Were there any major challenges?


Hani Madbouli: On the second day we were having problems with our exhaust system, and every time you pushed on the gas too much the engine would shut off. We handled it thorughout the day but right before we got to the finish the engine cut and we couldn’t get it started again. We actually ended up rolling through the finish line, which was great because the line was at the top of the hill and if what was left in the car couldn’t get us up the hill there was no way that we could push it.


Yara Shalaby: This was the first time for me to encounter an accident on a course. When we were going over the dunes, I went up in the air and put on the breaks on the way down. This is something that you don’t do but I wasn’t aware at the time, and when the wheels hit the traction caused the car to flip over. It was a serious problem and took over an hour and a half to get back in and I didn’t end up finishing that How do you work together as a team?
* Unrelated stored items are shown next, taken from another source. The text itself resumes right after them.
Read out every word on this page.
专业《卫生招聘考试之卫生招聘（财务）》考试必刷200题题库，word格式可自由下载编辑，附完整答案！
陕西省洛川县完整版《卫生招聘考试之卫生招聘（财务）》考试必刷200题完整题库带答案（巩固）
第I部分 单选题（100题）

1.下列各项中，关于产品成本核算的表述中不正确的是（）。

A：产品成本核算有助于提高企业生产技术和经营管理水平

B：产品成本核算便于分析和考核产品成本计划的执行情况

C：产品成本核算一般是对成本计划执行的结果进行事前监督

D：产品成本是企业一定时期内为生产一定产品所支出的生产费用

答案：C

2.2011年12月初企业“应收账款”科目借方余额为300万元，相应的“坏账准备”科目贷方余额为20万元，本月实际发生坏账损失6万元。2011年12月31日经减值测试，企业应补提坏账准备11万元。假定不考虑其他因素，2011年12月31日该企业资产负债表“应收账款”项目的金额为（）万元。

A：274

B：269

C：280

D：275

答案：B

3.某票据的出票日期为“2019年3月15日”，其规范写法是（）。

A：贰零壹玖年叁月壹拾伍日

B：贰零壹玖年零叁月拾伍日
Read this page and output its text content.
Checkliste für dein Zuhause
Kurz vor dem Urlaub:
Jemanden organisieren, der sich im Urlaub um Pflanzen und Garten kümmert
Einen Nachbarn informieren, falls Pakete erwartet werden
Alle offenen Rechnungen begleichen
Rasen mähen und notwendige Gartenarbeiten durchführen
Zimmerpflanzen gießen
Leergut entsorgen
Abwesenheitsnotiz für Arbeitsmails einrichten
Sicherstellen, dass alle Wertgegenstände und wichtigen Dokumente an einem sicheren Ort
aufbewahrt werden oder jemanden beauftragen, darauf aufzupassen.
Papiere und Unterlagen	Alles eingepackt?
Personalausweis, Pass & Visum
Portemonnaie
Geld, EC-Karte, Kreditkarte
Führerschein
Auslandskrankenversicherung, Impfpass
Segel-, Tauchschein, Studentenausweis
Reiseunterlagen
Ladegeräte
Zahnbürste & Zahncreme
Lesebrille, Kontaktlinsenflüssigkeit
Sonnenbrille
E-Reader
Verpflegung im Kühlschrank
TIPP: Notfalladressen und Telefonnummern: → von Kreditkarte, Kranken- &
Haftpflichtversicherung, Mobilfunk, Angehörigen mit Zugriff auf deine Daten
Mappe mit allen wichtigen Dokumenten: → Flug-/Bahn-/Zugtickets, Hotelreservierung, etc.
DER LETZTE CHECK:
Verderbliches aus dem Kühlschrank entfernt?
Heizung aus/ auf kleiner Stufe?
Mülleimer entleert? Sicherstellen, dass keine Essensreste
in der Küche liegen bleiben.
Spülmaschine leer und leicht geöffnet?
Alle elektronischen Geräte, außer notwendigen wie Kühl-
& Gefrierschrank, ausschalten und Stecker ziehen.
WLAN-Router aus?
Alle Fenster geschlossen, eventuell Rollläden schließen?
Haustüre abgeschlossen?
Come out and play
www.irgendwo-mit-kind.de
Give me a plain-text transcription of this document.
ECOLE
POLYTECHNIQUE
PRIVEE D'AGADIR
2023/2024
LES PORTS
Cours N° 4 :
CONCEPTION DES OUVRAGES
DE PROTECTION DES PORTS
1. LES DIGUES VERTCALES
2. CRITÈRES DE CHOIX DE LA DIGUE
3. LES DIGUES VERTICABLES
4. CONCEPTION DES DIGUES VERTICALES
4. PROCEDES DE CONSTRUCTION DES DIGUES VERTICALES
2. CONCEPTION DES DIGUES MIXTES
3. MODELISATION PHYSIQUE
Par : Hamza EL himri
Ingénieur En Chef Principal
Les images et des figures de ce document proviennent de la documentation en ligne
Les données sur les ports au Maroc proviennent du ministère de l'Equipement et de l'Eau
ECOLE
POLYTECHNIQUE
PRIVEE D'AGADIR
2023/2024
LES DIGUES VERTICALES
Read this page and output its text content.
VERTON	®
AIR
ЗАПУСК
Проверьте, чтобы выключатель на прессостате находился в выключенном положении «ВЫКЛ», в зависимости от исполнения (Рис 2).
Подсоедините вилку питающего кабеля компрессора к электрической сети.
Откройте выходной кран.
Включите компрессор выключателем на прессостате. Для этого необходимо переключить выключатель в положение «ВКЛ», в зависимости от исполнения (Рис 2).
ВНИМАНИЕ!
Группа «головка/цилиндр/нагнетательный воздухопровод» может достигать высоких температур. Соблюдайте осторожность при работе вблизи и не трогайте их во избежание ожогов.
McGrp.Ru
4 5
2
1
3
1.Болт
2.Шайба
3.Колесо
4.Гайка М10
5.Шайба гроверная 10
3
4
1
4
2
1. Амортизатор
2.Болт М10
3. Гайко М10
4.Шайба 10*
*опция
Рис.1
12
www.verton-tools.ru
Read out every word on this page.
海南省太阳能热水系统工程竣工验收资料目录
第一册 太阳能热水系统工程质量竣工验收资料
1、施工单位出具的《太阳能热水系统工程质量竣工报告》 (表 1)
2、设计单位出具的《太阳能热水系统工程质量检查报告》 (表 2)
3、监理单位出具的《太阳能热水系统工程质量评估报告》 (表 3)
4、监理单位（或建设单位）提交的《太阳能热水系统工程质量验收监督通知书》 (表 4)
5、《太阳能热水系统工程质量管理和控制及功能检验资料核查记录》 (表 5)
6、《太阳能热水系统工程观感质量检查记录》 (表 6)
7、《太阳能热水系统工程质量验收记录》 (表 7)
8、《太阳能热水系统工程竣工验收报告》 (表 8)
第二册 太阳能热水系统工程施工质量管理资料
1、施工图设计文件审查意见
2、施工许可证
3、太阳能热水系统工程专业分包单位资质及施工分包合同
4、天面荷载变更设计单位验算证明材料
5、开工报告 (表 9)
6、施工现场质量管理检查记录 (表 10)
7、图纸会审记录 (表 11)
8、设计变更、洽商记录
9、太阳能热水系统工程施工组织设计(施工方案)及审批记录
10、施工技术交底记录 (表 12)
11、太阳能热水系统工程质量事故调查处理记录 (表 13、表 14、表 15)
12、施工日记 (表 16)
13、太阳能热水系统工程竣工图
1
Hossam Zayat: As a co-pilot my job is navigation, checking in with the organizers, and making sure that everything moves smoothly so the pilot can only focus on driving and handling the terrain. The most fun that I have is when you run through a really rough area, which means that I am constantly watching the maps and trying to plot out the best strategy to get through. The opposite is when we are on a flat terrain where we are just running at top speeds. This is really boring for me because there isn’t much to do, but this is where the drivers really get to enjoy the track the most.


Youssef Marzouk: During this race we ended up having the top three cars together most of the time, which requires a lot of careful planning. Less mature drivers would try to make moves to get ahead which can be dangerous, but everybody was really professional and it really showed how much more developed this sport is becoming.


And a special question for Yara, how is it as a woman in the rally circuit and how would you encourage more women in Egypt to take up the sport?


Yara Shalaby: I really don’t understand because it is not something new on the international stage and there are a lot of women that race around the world. I even know a lot of women that love to go out and drive in the desert on vacation but have never taken the step to go professional. For me it is a lot of fun and a great learning experience to find out new things, explore new terrain, and work with all the great people involved.


If I wanted to give advice, I would focus on setting up a car. The big fear that everybody has is that if they have a good car that they use on a daily basis they don’t want to enter it into rallies because they are afraid that something might happen and they won’t be able to use it the following day to do their daily routine. If they have a second car that they can dedicate to the races then that would be optimal, and you can fit it with all of the extra required equipment. Then it is just a matter of joining the circle, getting introduced, and then off you go!